Many people find it surprising that writers have lives outside the written word. When you’re not writing poetry, reading poetry, or teaching poetry, what might we find you doing?
I can usually be found in the woods. I spend a lot of time outdoors hiking or just exploring, and I’ve spent the last year and a half in national service as a park ranger. Even when I’m not actively writing, these experiences in nature seep into my poetry.

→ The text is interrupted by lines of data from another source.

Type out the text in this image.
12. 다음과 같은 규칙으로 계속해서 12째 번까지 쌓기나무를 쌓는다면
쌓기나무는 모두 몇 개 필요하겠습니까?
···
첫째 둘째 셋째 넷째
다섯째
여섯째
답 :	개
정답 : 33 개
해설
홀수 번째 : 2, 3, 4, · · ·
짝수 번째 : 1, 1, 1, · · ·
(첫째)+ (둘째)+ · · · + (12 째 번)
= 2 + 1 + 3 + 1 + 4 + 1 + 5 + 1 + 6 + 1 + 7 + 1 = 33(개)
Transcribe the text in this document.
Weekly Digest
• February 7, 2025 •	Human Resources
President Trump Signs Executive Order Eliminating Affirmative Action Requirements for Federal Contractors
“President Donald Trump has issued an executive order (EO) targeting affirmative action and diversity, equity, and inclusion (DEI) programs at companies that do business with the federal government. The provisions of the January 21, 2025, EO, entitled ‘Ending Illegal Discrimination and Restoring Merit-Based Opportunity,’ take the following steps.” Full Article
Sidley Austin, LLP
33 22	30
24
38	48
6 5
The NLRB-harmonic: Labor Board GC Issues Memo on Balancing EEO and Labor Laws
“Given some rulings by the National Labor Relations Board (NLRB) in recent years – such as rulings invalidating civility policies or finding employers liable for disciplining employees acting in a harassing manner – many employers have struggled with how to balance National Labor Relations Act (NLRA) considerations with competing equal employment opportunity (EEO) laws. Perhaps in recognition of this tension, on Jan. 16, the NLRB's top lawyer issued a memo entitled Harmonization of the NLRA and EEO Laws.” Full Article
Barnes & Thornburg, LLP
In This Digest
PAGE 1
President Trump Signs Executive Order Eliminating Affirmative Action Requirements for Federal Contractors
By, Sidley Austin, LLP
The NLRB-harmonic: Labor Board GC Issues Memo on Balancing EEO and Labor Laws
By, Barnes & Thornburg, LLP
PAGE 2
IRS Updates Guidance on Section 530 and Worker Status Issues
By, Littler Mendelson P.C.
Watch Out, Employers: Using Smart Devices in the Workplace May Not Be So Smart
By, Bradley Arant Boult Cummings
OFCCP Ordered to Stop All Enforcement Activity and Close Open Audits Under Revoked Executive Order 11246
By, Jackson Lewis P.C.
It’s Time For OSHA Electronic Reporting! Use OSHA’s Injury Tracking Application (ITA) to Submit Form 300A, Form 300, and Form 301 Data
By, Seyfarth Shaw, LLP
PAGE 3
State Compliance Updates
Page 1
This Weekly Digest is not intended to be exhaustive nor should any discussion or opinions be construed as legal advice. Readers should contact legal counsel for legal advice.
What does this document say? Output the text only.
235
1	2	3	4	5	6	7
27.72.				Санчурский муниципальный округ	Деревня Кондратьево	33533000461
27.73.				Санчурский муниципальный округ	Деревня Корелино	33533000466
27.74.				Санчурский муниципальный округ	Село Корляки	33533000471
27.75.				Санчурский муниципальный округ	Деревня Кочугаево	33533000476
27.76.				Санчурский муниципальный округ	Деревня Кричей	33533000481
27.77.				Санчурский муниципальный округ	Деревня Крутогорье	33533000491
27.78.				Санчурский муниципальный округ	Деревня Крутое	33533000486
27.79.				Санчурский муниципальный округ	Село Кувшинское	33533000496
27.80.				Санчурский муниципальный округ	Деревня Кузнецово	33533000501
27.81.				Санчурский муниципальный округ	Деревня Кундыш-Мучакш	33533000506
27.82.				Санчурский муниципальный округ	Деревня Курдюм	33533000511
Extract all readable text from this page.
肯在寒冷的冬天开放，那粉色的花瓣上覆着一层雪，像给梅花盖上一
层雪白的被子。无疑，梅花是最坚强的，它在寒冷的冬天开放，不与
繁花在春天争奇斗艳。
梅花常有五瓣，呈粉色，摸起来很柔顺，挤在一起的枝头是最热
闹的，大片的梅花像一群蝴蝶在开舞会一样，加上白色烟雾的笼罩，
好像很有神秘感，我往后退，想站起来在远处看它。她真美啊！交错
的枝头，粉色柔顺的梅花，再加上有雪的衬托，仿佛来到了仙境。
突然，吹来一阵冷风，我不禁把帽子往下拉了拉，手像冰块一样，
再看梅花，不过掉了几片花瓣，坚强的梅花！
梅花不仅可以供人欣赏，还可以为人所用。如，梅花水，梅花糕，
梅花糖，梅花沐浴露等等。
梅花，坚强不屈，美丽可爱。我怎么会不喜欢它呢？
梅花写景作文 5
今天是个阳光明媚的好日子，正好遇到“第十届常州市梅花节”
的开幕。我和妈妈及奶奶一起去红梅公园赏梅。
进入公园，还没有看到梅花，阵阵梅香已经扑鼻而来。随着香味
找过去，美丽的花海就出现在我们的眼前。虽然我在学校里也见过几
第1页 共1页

FROM THE DEPTHS 2020 No. 18


Lightning Round with


ABOUT THE AUTHOR

Kindra McDonald is the author of the books Fossils and In the Meat Years (both in 2019) and the chapbooks Elements and Briars and Concealed Weapons. She received her MFA from Queens University of Charlotte. She is an Adjunct Professor of Writing and teaches poetry at The Muse Writers Center. She serves as Regional VP of the Virginia Poetry Society and was the recipient of the 2020 Haunted Waters Press Poetry Award. She lives in the city of mermaids with her husband, where she bakes, hikes, and changes hobbies monthly. You can find her in the woods or at www.kindramcdonald.com.